# Angeln auf Mahe (Seychellen)



## louispaul (28. Oktober 2014)

Hallo Forum,

Ich bin in einer Woche auf den Seychellen und habe mir daher gestern meine ERSTE Angel bestellt: http://www.amazon.de/Ultrasport-Spinnangelset-Tele-Classic-270/dp/B007SRY3D8/ref=sr_1_1?ie=UTF8&qid=1414509969&sr=8-1&keywords=angel

Ich hoffe das war nicht ganz die falsche wahl. Mehr Geld wollte ich nicht investieren (Student).
Damit der Einstieg in die Angelwelt auch gelingt wollte ich hier mal nach ein paar Seychellen bzw. Mahe spezifischen Tips fragen. Angeln will ich von Punkten die ohne großen finanziellen Einsatz (unter 20 euro) erreichbar sind:

1) Kennt Ihr Orte auf Mahe die besonders geeignet sind?
2) Muss ich mir noch zusätzliche Köder holen, oder reicht der Bestand in dem Set (siehe amazon link) ?
3)Ich bin nicht pingelig und alles wird am gleichen Tag verzehrt. Gibt es dennoch unverzichtbares Equipment das nicht in dem Set dabei ist?
4) Gibt es Fische deren verzehr zu Vergiftung führt in der Region? 
5) Ist es generell legal zu angeln, wenn nicht durch hinweisschilde verboten, oder brauche ich teilweise genehmigungen?
6) Gibt es eventuell eine Liste der wünschenswerten Fische?
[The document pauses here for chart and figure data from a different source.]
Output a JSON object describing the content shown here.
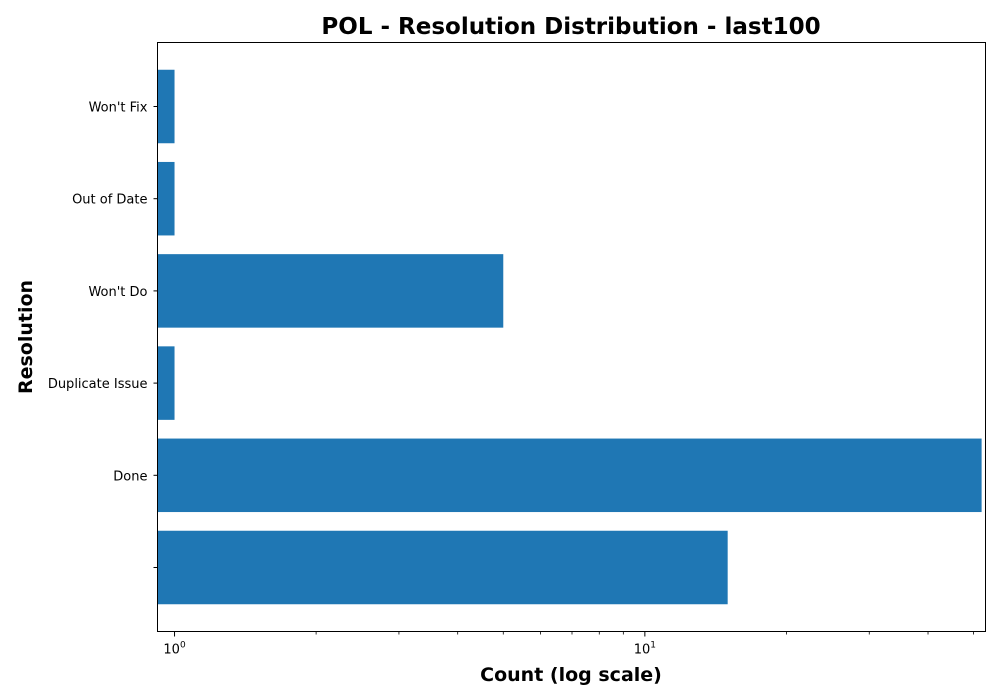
{
  "chart_data": {
    "type": "bar",
    "orientation": "horizontal",
    "title": "POL - Resolution Distribution - last100",
    "xlabel": "Count (log scale)",
    "ylabel": "Resolution",
    "x_scale": "log",
    "xlim": [
      0.92,
      53
    ],
    "grid": false,
    "legend": "none",
    "color": "#1f77b4",
    "categories": [
      "",
      "Done",
      "Duplicate Issue",
      "Won't Do",
      "Out of Date",
      "Won't Fix"
    ],
    "values": [
      15,
      52,
      1,
      5,
      1,
      1
    ],
    "x_major_ticks": [
      {
        "base": "10",
        "exp": "0",
        "value": 1
      },
      {
        "base": "10",
        "exp": "1",
        "value": 10
      }
    ]
  }
}
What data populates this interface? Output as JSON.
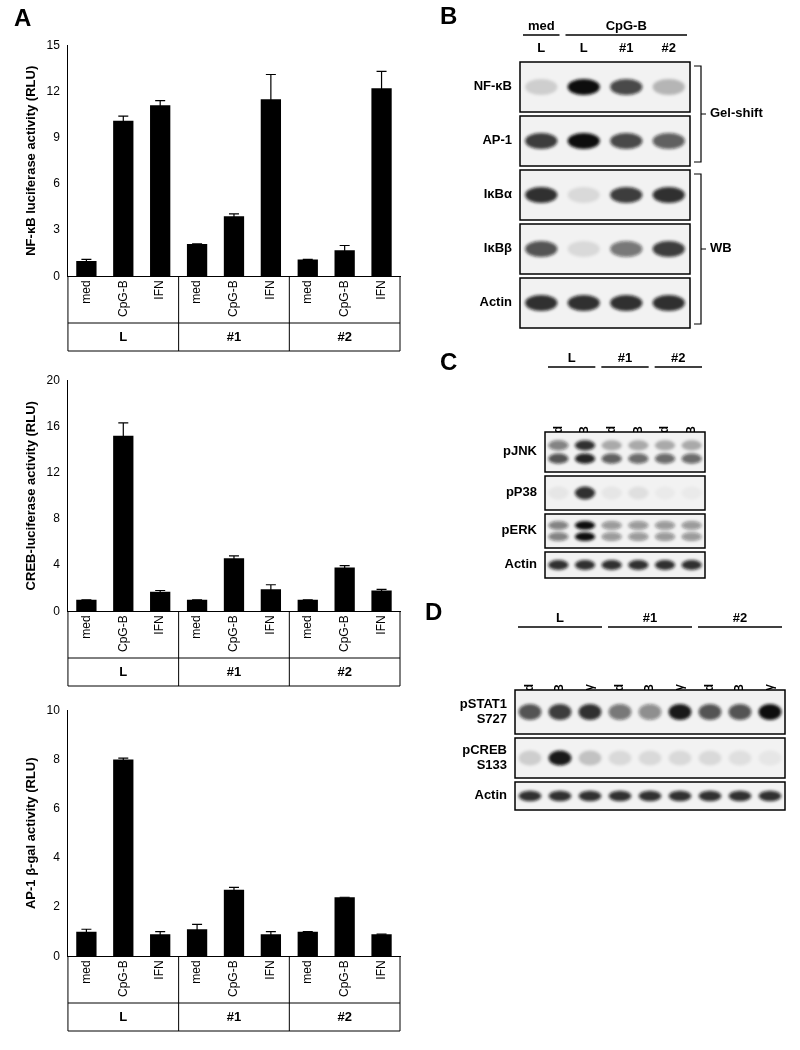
{
  "chart_data": [
    {
      "type": "bar",
      "y_label": "NF-κB luciferase activity (RLU)",
      "categories": [
        "med",
        "CpG-B",
        "IFN",
        "med",
        "CpG-B",
        "IFN",
        "med",
        "CpG-B",
        "IFN"
      ],
      "groups": [
        "L",
        "#1",
        "#2"
      ],
      "values": [
        1.0,
        10.1,
        11.1,
        2.1,
        3.9,
        11.5,
        1.1,
        1.7,
        12.2
      ],
      "errors": [
        0.1,
        0.3,
        0.3,
        0.0,
        0.15,
        1.6,
        0.0,
        0.3,
        1.1
      ],
      "color": "#000000",
      "ylim": [
        0,
        15
      ],
      "yticks": [
        0,
        3,
        6,
        9,
        12,
        15
      ],
      "grid": false
    },
    {
      "type": "bar",
      "y_label": "CREB-luciferase activity (RLU)",
      "categories": [
        "med",
        "CpG-B",
        "IFN",
        "med",
        "CpG-B",
        "IFN",
        "med",
        "CpG-B",
        "IFN"
      ],
      "groups": [
        "L",
        "#1",
        "#2"
      ],
      "values": [
        1.0,
        15.2,
        1.7,
        1.0,
        4.6,
        1.9,
        1.0,
        3.8,
        1.8
      ],
      "errors": [
        0.0,
        1.1,
        0.1,
        0.0,
        0.2,
        0.4,
        0.0,
        0.15,
        0.1
      ],
      "color": "#000000",
      "ylim": [
        0,
        20
      ],
      "yticks": [
        0,
        4,
        8,
        12,
        16,
        20
      ],
      "grid": false
    },
    {
      "type": "bar",
      "y_label": "AP-1 β-gal activity (RLU)",
      "categories": [
        "med",
        "CpG-B",
        "IFN",
        "med",
        "CpG-B",
        "IFN",
        "med",
        "CpG-B",
        "IFN"
      ],
      "groups": [
        "L",
        "#1",
        "#2"
      ],
      "values": [
        1.0,
        8.0,
        0.9,
        1.1,
        2.7,
        0.9,
        1.0,
        2.4,
        0.9
      ],
      "errors": [
        0.1,
        0.05,
        0.1,
        0.2,
        0.1,
        0.1,
        0.0,
        0.0,
        0.0
      ],
      "color": "#000000",
      "ylim": [
        0,
        10
      ],
      "yticks": [
        0,
        2,
        4,
        6,
        8,
        10
      ],
      "grid": false
    }
  ],
  "panel_labels": [
    "A",
    "B",
    "C",
    "D"
  ],
  "blots": [
    {
      "groups": [
        {
          "label": "med",
          "lanes": 1
        },
        {
          "label": "CpG-B",
          "lanes": 3
        }
      ],
      "lane_labels": [
        "L",
        "L",
        "#1",
        "#2"
      ],
      "rows": [
        {
          "label": [
            "NF-κB"
          ],
          "bands": [
            [
              0.15,
              1.0,
              0.75,
              0.25
            ]
          ]
        },
        {
          "label": [
            "AP-1"
          ],
          "bands": [
            [
              0.8,
              1.0,
              0.75,
              0.65
            ]
          ]
        },
        {
          "label": [
            "IκBα"
          ],
          "bands": [
            [
              0.85,
              0.1,
              0.8,
              0.85
            ]
          ]
        },
        {
          "label": [
            "IκBβ"
          ],
          "bands": [
            [
              0.7,
              0.1,
              0.55,
              0.8
            ]
          ]
        },
        {
          "label": [
            "Actin"
          ],
          "bands": [
            [
              0.85,
              0.85,
              0.85,
              0.85
            ]
          ]
        }
      ],
      "brackets": [
        {
          "label": "Gel-shift",
          "from": 0,
          "to": 1
        },
        {
          "label": "WB",
          "from": 2,
          "to": 4
        }
      ]
    },
    {
      "groups": [
        {
          "label": "L",
          "lanes": 2
        },
        {
          "label": "#1",
          "lanes": 2
        },
        {
          "label": "#2",
          "lanes": 2
        }
      ],
      "lane_labels": [
        "med",
        "CpG-B",
        "med",
        "CpG-B",
        "med",
        "CpG-B"
      ],
      "rows": [
        {
          "label": [
            "pJNK"
          ],
          "bands": [
            [
              0.5,
              0.85,
              0.3,
              0.3,
              0.3,
              0.3
            ],
            [
              0.7,
              0.9,
              0.65,
              0.6,
              0.6,
              0.6
            ]
          ]
        },
        {
          "label": [
            "pP38"
          ],
          "bands": [
            [
              0.05,
              0.85,
              0.05,
              0.08,
              0.03,
              0.03
            ]
          ]
        },
        {
          "label": [
            "pERK"
          ],
          "bands": [
            [
              0.5,
              1.0,
              0.4,
              0.4,
              0.4,
              0.4
            ],
            [
              0.5,
              1.0,
              0.4,
              0.4,
              0.4,
              0.4
            ]
          ]
        },
        {
          "label": [
            "Actin"
          ],
          "bands": [
            [
              0.85,
              0.85,
              0.85,
              0.85,
              0.85,
              0.85
            ]
          ]
        }
      ],
      "brackets": []
    },
    {
      "groups": [
        {
          "label": "L",
          "lanes": 3
        },
        {
          "label": "#1",
          "lanes": 3
        },
        {
          "label": "#2",
          "lanes": 3
        }
      ],
      "lane_labels": [
        "med",
        "CpG-B",
        "IFN-γ",
        "med",
        "CpG-B",
        "IFN-γ",
        "med",
        "CpG-B",
        "IFN-γ"
      ],
      "rows": [
        {
          "label": [
            "pSTAT1",
            "S727"
          ],
          "bands": [
            [
              0.7,
              0.8,
              0.85,
              0.55,
              0.45,
              0.95,
              0.7,
              0.7,
              1.0
            ]
          ]
        },
        {
          "label": [
            "pCREB",
            "S133"
          ],
          "bands": [
            [
              0.15,
              0.95,
              0.2,
              0.1,
              0.1,
              0.1,
              0.1,
              0.08,
              0.05
            ]
          ]
        },
        {
          "label": [
            "Actin"
          ],
          "bands": [
            [
              0.85,
              0.85,
              0.85,
              0.85,
              0.85,
              0.85,
              0.85,
              0.85,
              0.85
            ]
          ]
        }
      ],
      "brackets": []
    }
  ]
}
Am besten sogar mit Bildern?

Das wars erstmal.
Danke schonmal im Voraus für jede Hilfe!

LouisPaul


----------



## messerfisch (29. Oktober 2014)

*AW: Angeln auf Mahe (Seychellen)*

Ich habe glaube ich selbst ausführlich beschrieben wie man dort fischen kann. Gib mal bei der Suchfunktion "Seychellen" ein dorf findest du glaube ich genug zu diesem Thema.
Und ich persöhnlich denke das, dass Set wenn überhaupt eine Woche hält, und bei Fischkontackt sprich alles über 3 Kg wird es schwer da noch etwas zu machen! Vorallem bei "Trevally" Kontackt. Auf jeden Fall Stahl vorschalten!!!!!

lG Max


----------